7 Fla. L. Weekly Supp. 713a

Insurance — Personal injury protection — Error to enter summary judgment in favor of insurer on ground that insured unreasonably refused to attend two independent medical examinations — There was genuine issue of material fact regarding whether failure to attend IMEs amounted to unreasonable refusal given evidence that insurer sent notice of scheduled IMEs to insured’s counsel, but that insured had recently moved and could not be contacted by counsel

RODOLFO AMIRA, Appellant, v. UNION AMERICAN COMPANY, Appellee. Circuit Court, 11th Judicial Circuit (Appellate) in and for Miami-Dade County. Case No. 99-308 AP. L.T. Case No. 98-3657 SP25(2). August 9, 2000. On appeal from the County Court for Miami-Dade County. Edward Newman, Judge. Counsel: James D. Payer, for Appellant. David B. Pakula, for Appellee.

(Before STUART M. SIMONS, MAXINE COHEN LANDO, and HENRY H. HARNAGE, JJ.)

(STUART M. SIMONS, J.) Appellant, Rodolfo Amira, seeks review of final summary judgment entered in favor of Appellee, Union American Company.

Union American is Amira’s personal injury protection (PIP) insurer. Union American denied Amira’s claims for PIP benefits on the ground that Amira unreasonably refused to attend two independent medical examinations (IMEs). It is undisputed that Union American sent notice of the IMEs to Amira and his attorney, and that Amira failed to appear for either appointment.

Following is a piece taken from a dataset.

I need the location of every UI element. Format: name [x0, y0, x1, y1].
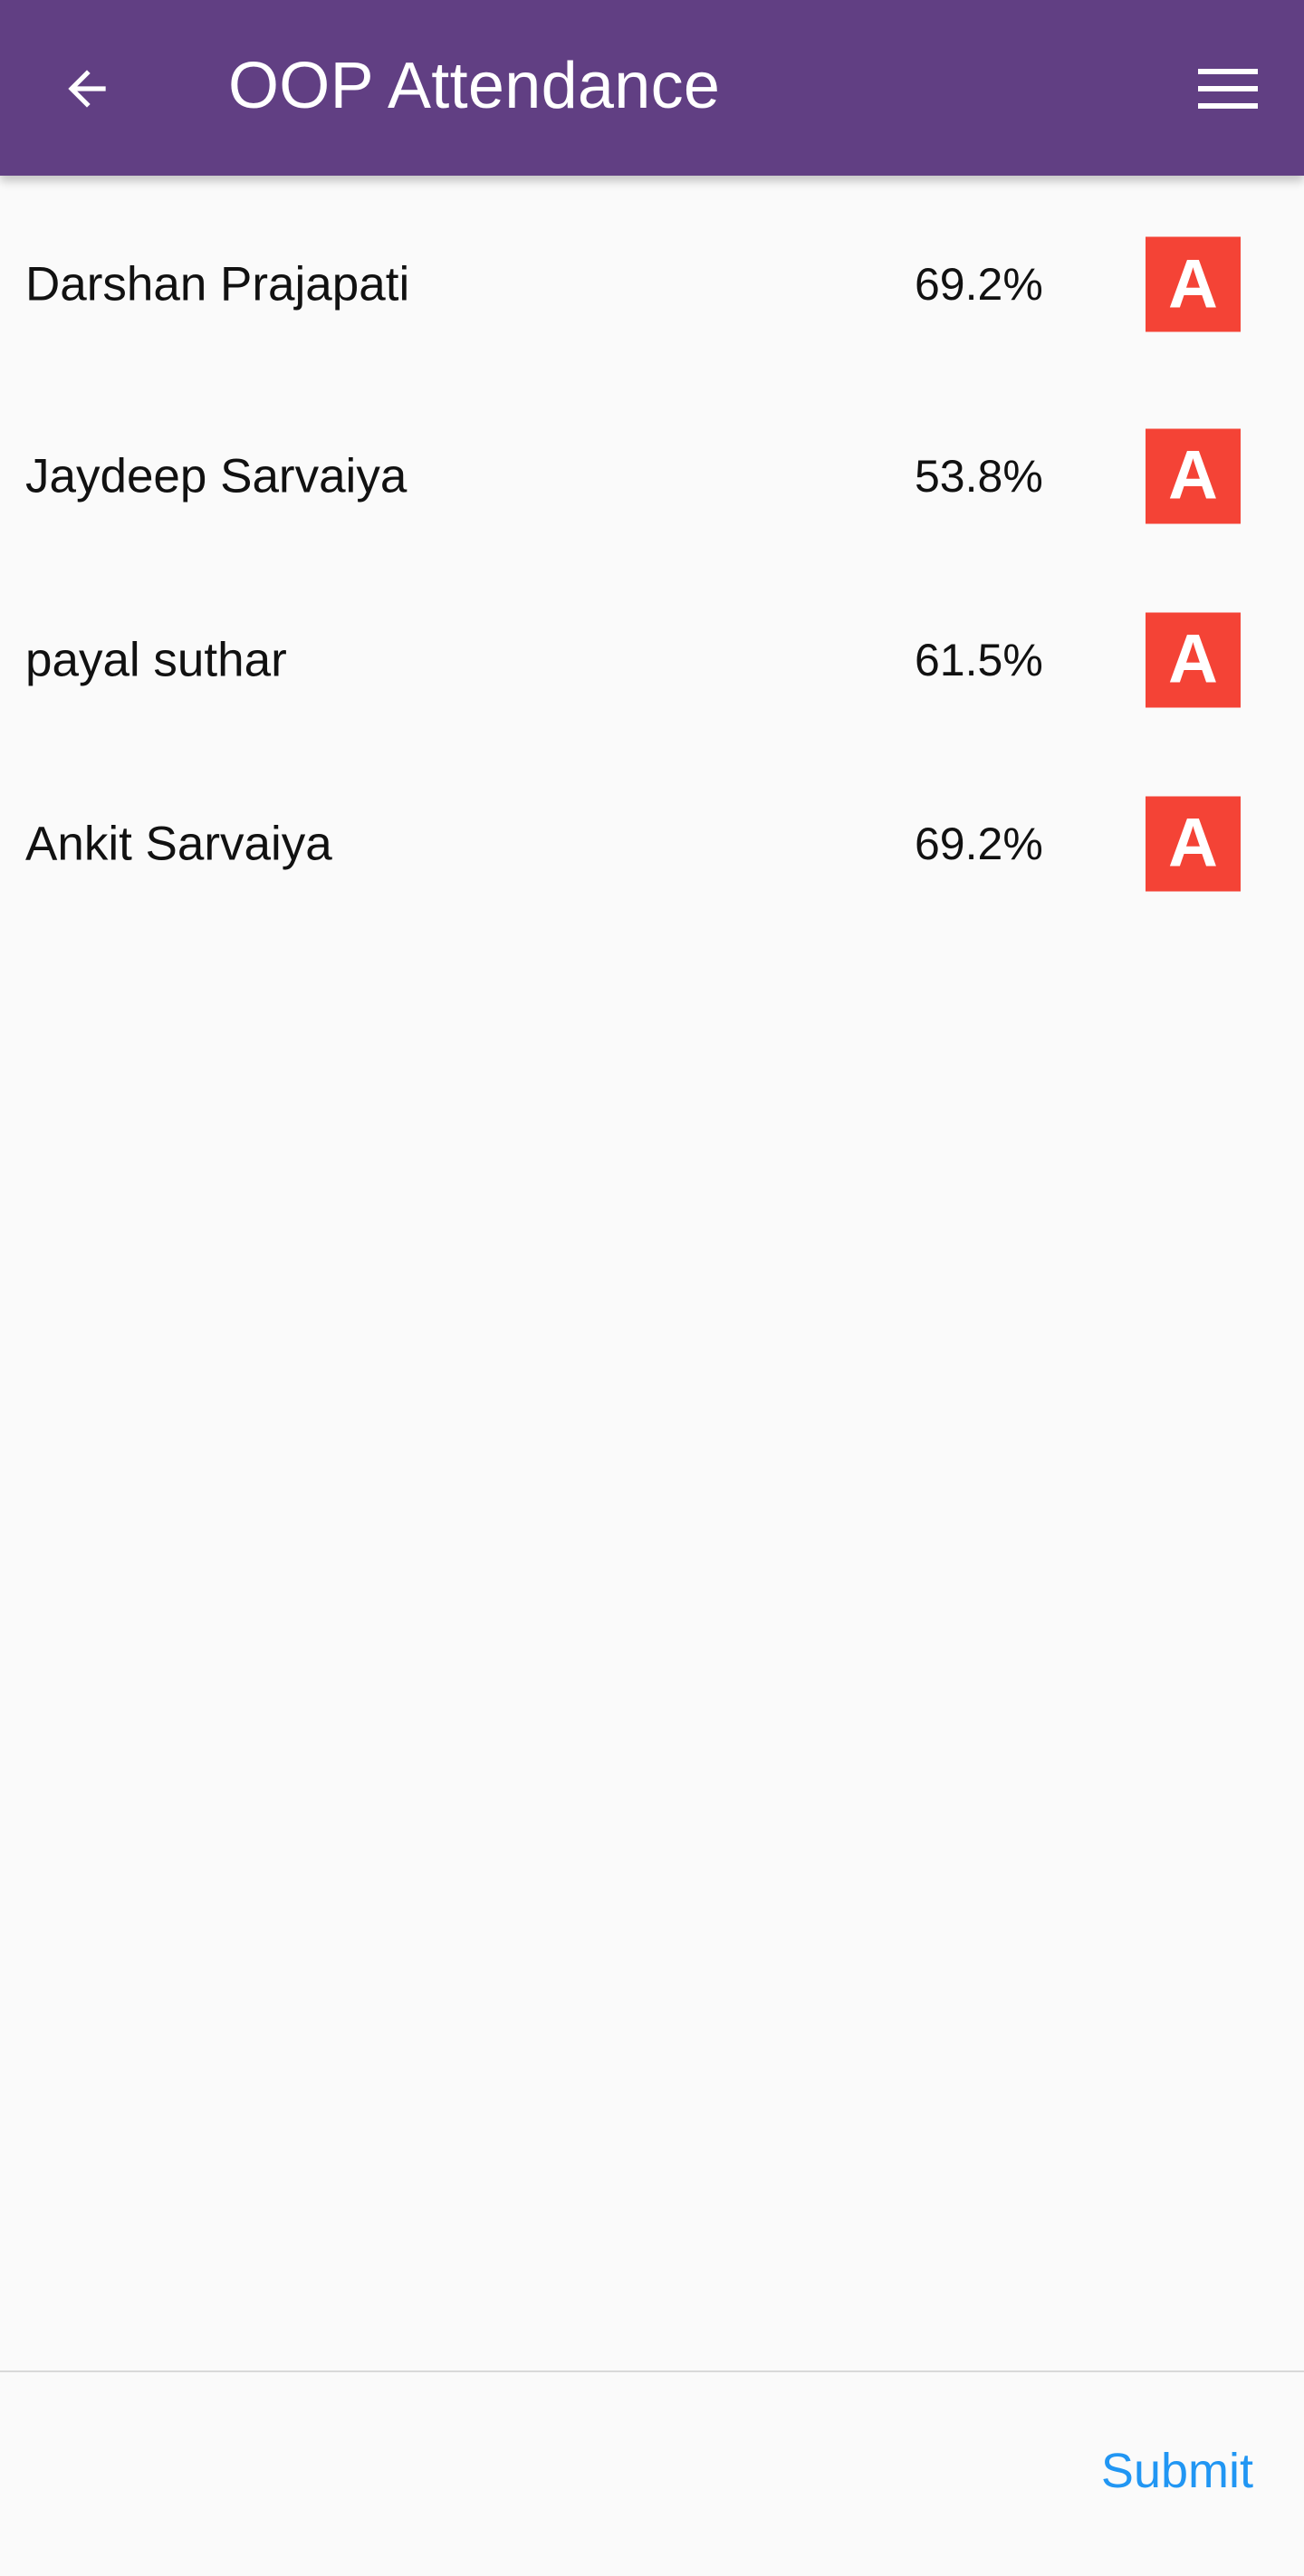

Amira’s counsel admits receiving notice of the scheduled IMEs. However, Amira had recently moved, and could not be contacted by his lawyer. Because of the move, Amira also did not receive the notice from Union American. Amira stated that he would have submitted to the IMEs had he known about them.

In a motion for summary judgment, the movant must conclusively prove the absence of a genuine issue of material fact. Holl v. Talcott,191 So. 2d 40, 43 (Fla. 1966). The record in this case reflects that a genuine issue of material fact remains as to whether Amira unreasonably refused to submit to the IMEs. We hold that the simple failure to attend an IME does not amount to proof of unreasonable refusal as a matter of law. At best, Union American has established that Amira had constructive notice of the appointments but failed to appear. See Woodard v. Florida State University, 518 So. 2d 336 (Fla. 1st DCA 1987) (notice to attorney is notice to client). Therefore, Union American did not conclusively prove the absence of a genuine issue of material fact, and as a result summary judgment should not have been granted.

The judgment below is REVERSED, and this case is REMANDED for further proceedings consistent with this opinion. Appellee’s Motion for Attorney’s Fees is DENIED. (LANDO and HARNAGE, JJ., concur.)